Iran in classical Muslim geography. The Arab conquest and Islamization were to eliminate this concept for several centuries, at least in scientific literature. The Moslem geographers followed the Greek tradition of dividing the world into eqlīms, i.e. climes (q.v.), essentially arranged according to the latitudes, among which Iran, which was by then split up, lost all its individuality. This transformation was not immediate, however. Traces of the old Iranian conception of the organization of the world were left here and there for some time. Thus an author such as ʿAlī b. Moḥammad b. ʿAbd-Allāh Madāʾenī (b. 135/752) still knew (as recorded in Ebn al-Faqīh, p. 161) ʿErāq (the Arabic term for Iran) as a particular entity of considerable dimensions, extending from Hit on the Euphrates to China and India, and comprising Ray, Khorasan, Deylam, Gīlān, the Jebāl, and Isfahan. For Masʿūdī, who wrote his Morūj al-ḏahab in 943-56 C.E., the seven climes still had a geographical connotation similar to that of the kešvars. The first clime, assigned to the planet Jupiter, still largely corresponded to Iran (with the exception of Deylam, which belonged to the land of the Turks), including the country of Babylon (Bābel, Mesopotamia), with Khorasan, Fārs, Susiana (Ahvāz), Mosul, and Media (Arż al-jebāl; Masʿūdī, Morūj, ed. Pellat, I, p. 100). Echoes of this conception are still to be found in the 11th century works of Abū ʿObayd Bakrī. But almost none of the authors of the classical period (up to and including the 11th century) knew any more than the smaller administrative and provincial divisions, the mere fragments of a Muslim mamlaka which formed the only interesting geographical concept of their days (Miquel, passim). ʿErāq (=Īrān) as such was reduced to Mesopotamia, the seat of the caliphate, and was strictly distinguished from ʿErāq al-ʿAjam (“of the foreigners”), a term which only included the heart of the Iranian plateau (often called the Jebāl“the mountainous region”), excluding both the warm regions of the south and Khorasan (see these provincial enumerations in Schwarz, Iran and Le Strange, Lands). The term Īrān then only subsisted in the component Īrānšahr, an official and honorary name attributed to Nīšapūr, for example by Moqaddasī (Le Strange, Lands, p. 383). The new Persian geography faithfully followed these conceptions. Thus the term Iran does not appear in the Hodūd al-ʿālam written in 982-83 (cf. Miquel, I, p. 398).

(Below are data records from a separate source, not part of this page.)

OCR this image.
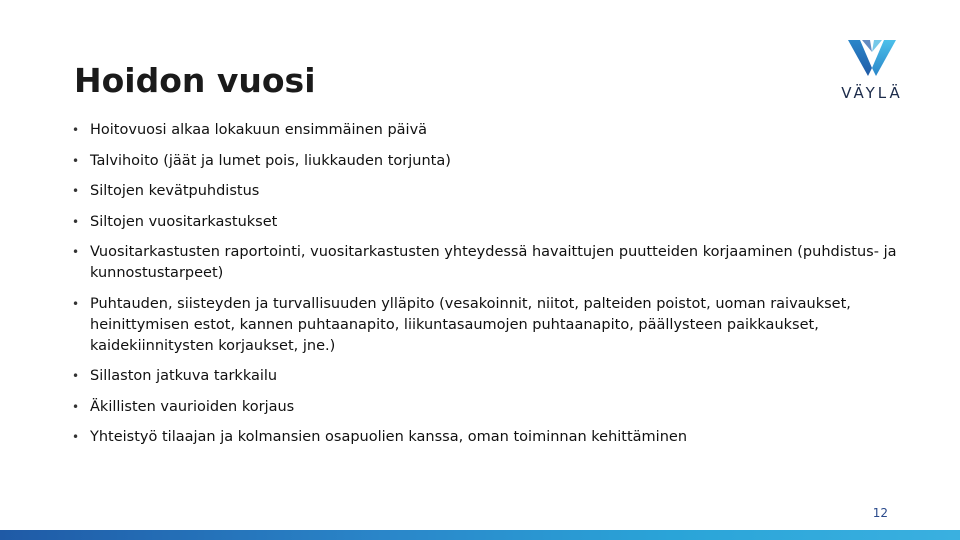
Hoidon vuosi	VÄYLÄ
• Hoitovuosi alkaa lokakuun ensimmäinen päivä
• Talvihoito (jäät ja lumet pois, liukkauden torjunta)
• Siltojen kevätpuhdistus
• Siltojen vuositarkastukset
• Vuositarkastusten raportointi, vuositarkastusten yhteydessä havaittujen puutteiden korjaaminen (puhdistus- ja kunnostustarpeet)
• Puhtauden, siisteyden ja turvallisuuden ylläpito (vesakoinnit, niitot, palteiden poistot, uoman raivaukset, heinittymisen estot, kannen puhtaanapito, liikuntasaumojen puhtaanapito, päällysteen paikkaukset, kaidekiinnitysten korjaukset, jne.)
• Sillaston jatkuva tarkkailu
• Äkillisten vaurioiden korjaus
• Yhteistyö tilaajan ja kolmansien osapuolien kanssa, oman toiminnan kehittäminen
12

The geographical revival of Iran: travelers and inventories. It was not until the collapse of the caliphate and the resurgence, together with the Turco-Mongol invasions, of major political centers on the Iranian plateau, that there gradually emerged—and that under unknown conditions—a concept of the geographical division which had probably never been blotted out from the popular mind but had left behind no written trace during the pre-Mongol period.

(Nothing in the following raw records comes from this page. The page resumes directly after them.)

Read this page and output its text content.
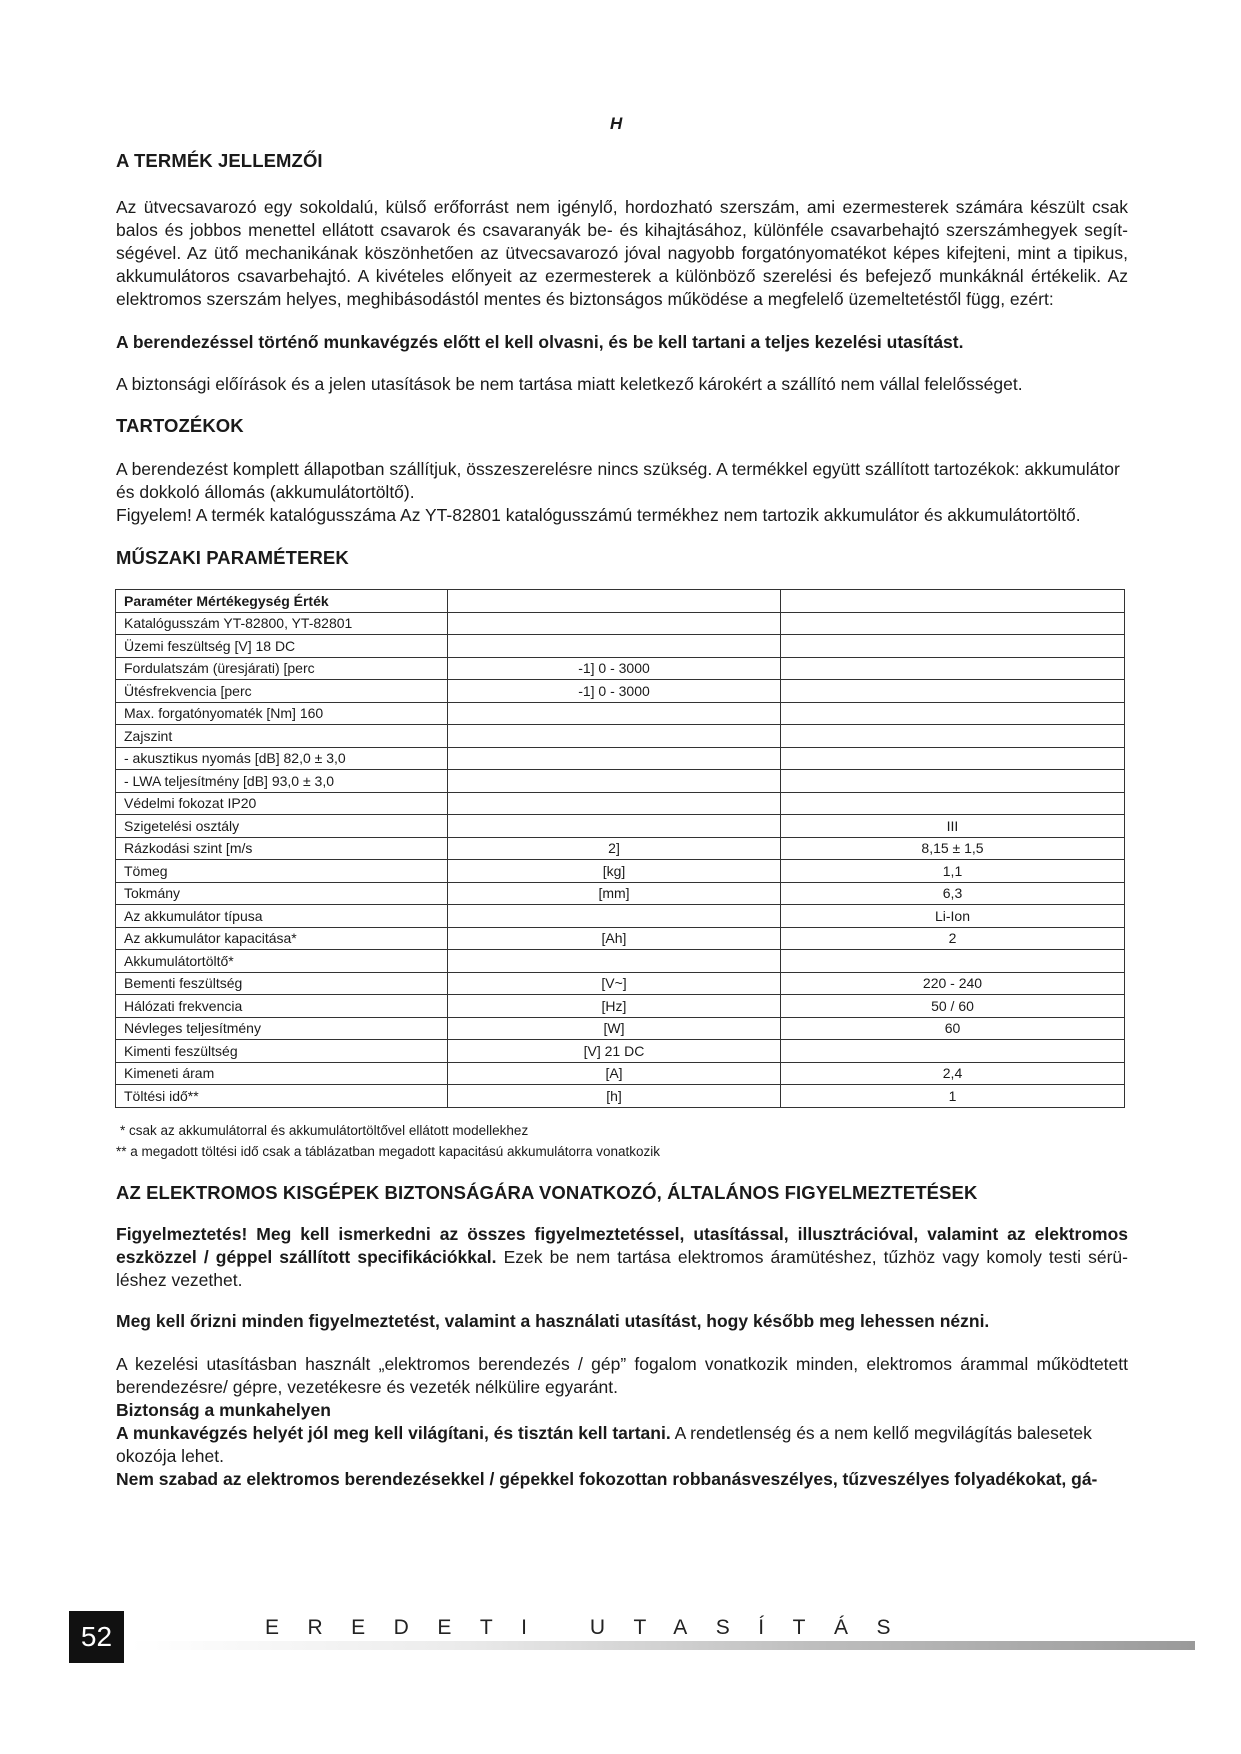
H

A TERMÉK JELLEMZŐI

Az ütvecsavarozó egy sokoldalú, külső erőforrást nem igénylő, hordozható szerszám, ami ezermesterek számára készült csak balos és jobbos menettel ellátott csavarok és csavaranyák be- és kihajtásához, különféle csavarbehajtó szerszámhegyek segít-ségével. Az ütő mechanikának köszönhetően az ütvecsavarozó jóval nagyobb forgatónyomatékot képes kifejteni, mint a tipikus, akkumulátoros csavarbehajtó. A kivételes előnyeit az ezermesterek a különböző szerelési és befejező munkáknál értékelik. Az elektromos szerszám helyes, meghibásodástól mentes és biztonságos működése a megfelelő üzemeltetéstől függ, ezért:

A berendezéssel történő munkavégzés előtt el kell olvasni, és be kell tartani a teljes kezelési utasítást.

A biztonsági előírások és a jelen utasítások be nem tartása miatt keletkező károkért a szállító nem vállal felelősséget.

TARTOZÉKOK

A berendezést komplett állapotban szállítjuk, összeszerelésre nincs szükség. A termékkel együtt szállított tartozékok: akkumulátor és dokkoló állomás (akkumulátortöltő).

Figyelem! A termék katalógusszáma Az YT-82801 katalógusszámú termékhez nem tartozik akkumulátor és akkumulátortöltő.

MŰSZAKI PARAMÉTEREK

Paraméter Mértékegység Érték		
Katalógusszám YT-82800, YT-82801		
Üzemi feszültség [V] 18 DC		
Fordulatszám (üresjárati) [perc	-1] 0 - 3000	
Ütésfrekvencia [perc	-1] 0 - 3000	
Max. forgatónyomaték [Nm] 160		
Zajszint		
- akusztikus nyomás [dB] 82,0 ± 3,0		
- LWA teljesítmény [dB] 93,0 ± 3,0		
Védelmi fokozat IP20		
Szigetelési osztály		III
Rázkodási szint [m/s	2]	8,15 ± 1,5
Tömeg	[kg]	1,1
Tokmány	[mm]	6,3
Az akkumulátor típusa		Li-Ion
Az akkumulátor kapacitása*	[Ah]	2
Akkumulátortöltő*		
Bementi feszültség	[V~]	220 - 240
Hálózati frekvencia	[Hz]	50 / 60
Névleges teljesítmény	[W]	60
Kimenti feszültség	[V] 21 DC	
Kimeneti áram	[A]	2,4
Töltési idő**	[h]	1

* csak az akkumulátorral és akkumulátortöltővel ellátott modellekhez

** a megadott töltési idő csak a táblázatban megadott kapacitású akkumulátorra vonatkozik

AZ ELEKTROMOS KISGÉPEK BIZTONSÁGÁRA VONATKOZÓ, ÁLTALÁNOS FIGYELMEZTETÉSEK

Figyelmeztetés! Meg kell ismerkedni az összes figyelmeztetéssel, utasítással, illusztrációval, valamint az elektromos eszközzel / géppel szállított specifikációkkal. Ezek be nem tartása elektromos áramütéshez, tűzhöz vagy komoly testi sérü-léshez vezethet.

Meg kell őrizni minden figyelmeztetést, valamint a használati utasítást, hogy később meg lehessen nézni.

A kezelési utasításban használt „elektromos berendezés / gép” fogalom vonatkozik minden, elektromos árammal működtetett berendezésre/ gépre, vezetékesre és vezeték nélkülire egyaránt.

Biztonság a munkahelyen

A munkavégzés helyét jól meg kell világítani, és tisztán kell tartani. A rendetlenség és a nem kellő megvilágítás balesetek okozója lehet.

Nem szabad az elektromos berendezésekkel / gépekkel fokozottan robbanásveszélyes, tűzveszélyes folyadékokat, gá-

52	EREDETI UTASÍTÁS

With Mostawfī, who was employed by the Mongol administration and wrote in 1340, Iran again clearly became an individualized object of geographical knowledge, even if it was confused with the Il-khanid domain, which extended beyond the Iranian world properly speaking, reaching the very heart of Anatolia, at Nīksār (Nozhat al-qolūb, ed. and tr. Le Strange, II, p. 23 ff.).

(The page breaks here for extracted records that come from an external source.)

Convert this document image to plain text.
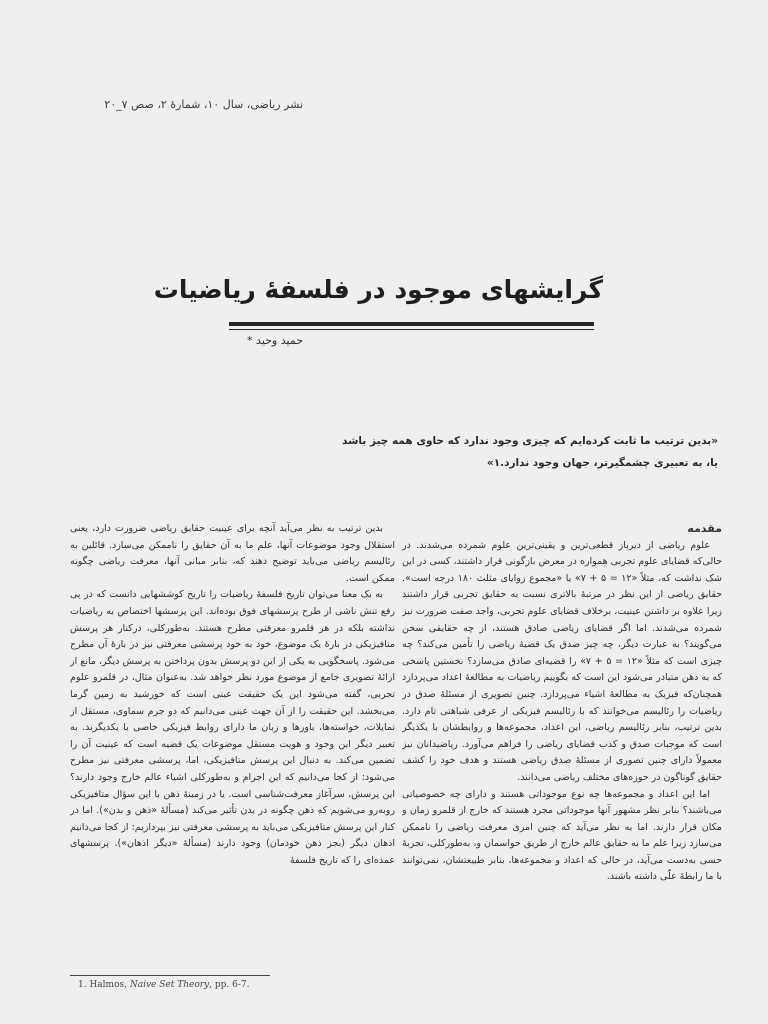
نشر ریاضی، سال ۱۰، شمارهٔ ۲، صص ۷_۲۰
گرایشهای موجود در فلسفهٔ ریاضیات
حمید وحید *

«بدین ترتیب ما ثابت کرده‌ایم که چیزی وجود ندارد که حاوی همه چیز باشد

یا، به تعبیری چشمگیرتر، جهان وجود ندارد.۱»

مقدمه

علوم ریاضی از دیرباز قطعی‌ترین و یقینی‌ترین علوم شمرده می‌شدند. در حالی‌که قضایای علوم تجربی همواره در معرض بازگونی قرار داشتند، کسی در این شک نداشت که، مثلاً «۱۲ = ۵ + ۷» یا «مجموع زوایای مثلث ۱۸۰ درجه است». حقایق ریاضی از این نظر در مرتبهٔ بالاتری نسبت به حقایق تجربی قرار داشتند زیرا علاوه بر داشتن عینیت، برخلاف قضایای علوم تجربی، واجد صفت ضرورت نیز شمرده می‌شدند. اما اگر قضایای ریاضی صادق هستند، از چه حقایقی سخن می‌گویند؟ به عبارت دیگر، چه چیز صدق یک قضیهٔ ریاضی را تأمین می‌کند؟ چه چیزی است که مثلاً «۱۲ = ۵ + ۷» را قضیه‌ای صادق می‌سازد؟ نخستین پاسخی که به ذهن متبادر می‌شود این است که بگوییم ریاضیات به مطالعهٔ اعداد می‌پردازد همچنان‌که فیزیک به مطالعهٔ اشیاء می‌پردازد. چنین تصویری از مسئلهٔ صدق در ریاضیات را رئالیسم می‌خوانند که با رئالیسم فیزیکی از عرفی شباهتی تام دارد. بدین ترتیب، بنابر رئالیسم ریاضی، این اعداد، مجموعه‌ها و روابطشان با یکدیگر است که موجبات صدق و کذب قضایای ریاضی را فراهم می‌آورد. ریاضیدانان نیز معمولاً دارای چنین تصوری از مسئلهٔ صدق ریاضی هستند و هدف خود را کشف حقایق گوناگون در حوزه‌های مختلف ریاضی می‌دانند.

اما این اعداد و مجموعه‌ها چه نوع موجوداتی هستند و دارای چه خصوصیاتی می‌باشند؟ بنابر نظر مشهور آنها موجوداتی مجرد هستند که خارج از قلمرو زمان و مکان قرار دارند. اما به نظر می‌آید که چنین امری معرفت ریاضی را ناممکن می‌سازد زیرا علم ما به حقایق عالم خارج از طریق حواسمان و، به‌طورکلی، تجربهٔ حسی به‌دست می‌آید، در حالی که اعداد و مجموعه‌ها، بنابر طبیعتشان، نمی‌توانند با ما رابطهٔ علّی داشته باشند.

بدین ترتیب به نظر می‌آید آنچه برای عینیت حقایق ریاضی ضرورت دارد، یعنی استقلال وجود موضوعات آنها، علم ما به آن حقایق را ناممکن می‌سازد. قائلین به رئالیسم ریاضی می‌باید توضیح دهند که، بنابر مبانی آنها، معرفت ریاضی چگونه ممکن است.

به یک معنا می‌توان تاریخ فلسفهٔ ریاضیات را تاریخ کوششهایی دانست که در پی رفع تنش ناشی از طرح پرسشهای فوق بوده‌اند. این پرسشها اختصاص به ریاضیات نداشته بلکه در هر قلمرو معرفتی مطرح هستند. به‌طورکلی، درکنار هر پرسش متافیزیکی در بارهٔ یک موضوع، خود به خود پرسشی معرفتی نیز در بارهٔ آن مطرح می‌شود. پاسخگویی به یکی از این دو پرسش بدون پرداختن به پرسش دیگر، مانع از ارائهٔ تصویری جامع از موضوع مورد نظر خواهد شد. به‌عنوان مثال، در قلمرو علوم تجربی، گفته می‌شود این یک حقیقت عینی است که خورشید به زمین گرما می‌بخشد. این حقیقت را از آن جهت عینی می‌دانیم که دو جرم سماوی، مستقل از تمایلات، خواسته‌ها، باورها و زبان ما دارای روابط فیزیکی خاصی با یکدیگرند. به تعبیر دیگر این وجود و هویت مستقل موضوعات یک قضیه است که عینیت آن را تضمین می‌کند. به دنبال این پرسش متافیزیکی، اما، پرسشی معرفتی نیز مطرح می‌شود: از کجا می‌دانیم که این اجرام و به‌طورکلی اشیاء عالم خارج وجود دارند؟ این پرسش، سرآغاز معرفت‌شناسی است. یا در زمینهٔ ذهن با این سؤال متافیزیکی روبه‌رو می‌شویم که ذهن چگونه در بدن تأثیر می‌کند (مسألهٔ «ذهن و بدن»). اما در کنار این پرسش متافیزیکی می‌باید به پرسشی معرفتی نیز بپردازیم: از کجا می‌دانیم اذهان دیگر (بجز ذهن خودمان) وجود دارند (مسألهٔ «دیگر اذهان»). پرسشهای عمده‌ای را که تاریخ فلسفهٔ

1. Halmos, Naive Set Theory, pp. 6-7.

At about the same period, the Arab geographer Šams-al-Dīn Demašqī, who wrote between 1323 and 1327, still ignored the existence of Iran as a particular entity, and divided it into three parts. After Mostawfī, descriptions about the country regularly succeeded one another, strictly observing the political limits of the Safavid states, followed by those of the Qajars, both in western and eastern geography.

In Europe, geographical accounts were essentially based on the itineraries of travelers (an exhaustive inventory clearly showing the stages of exploration and knowledge is provided in Alfons Gabriel’s Die Erforschung Persiens, Vienna, 1952), sometimes assuming the form of overall descriptions of the country (Raphaël du Mans, Chardin). As early as the 17th century, these data had yielded an initial systematic summary, well-informed even if second-hand, produced by the Elzevir press in Holland (Laet, 1633). This kind of encyclopedic work covering all aspects of a country, above all geographic, but also historical, ethnographic, institutional and political, was to be continued regularly during the 19th century. It was provided by authors who had spent a long time in the country (Polak, Benjamin), or paid it a prolonged visit (Curzon, Persian Question).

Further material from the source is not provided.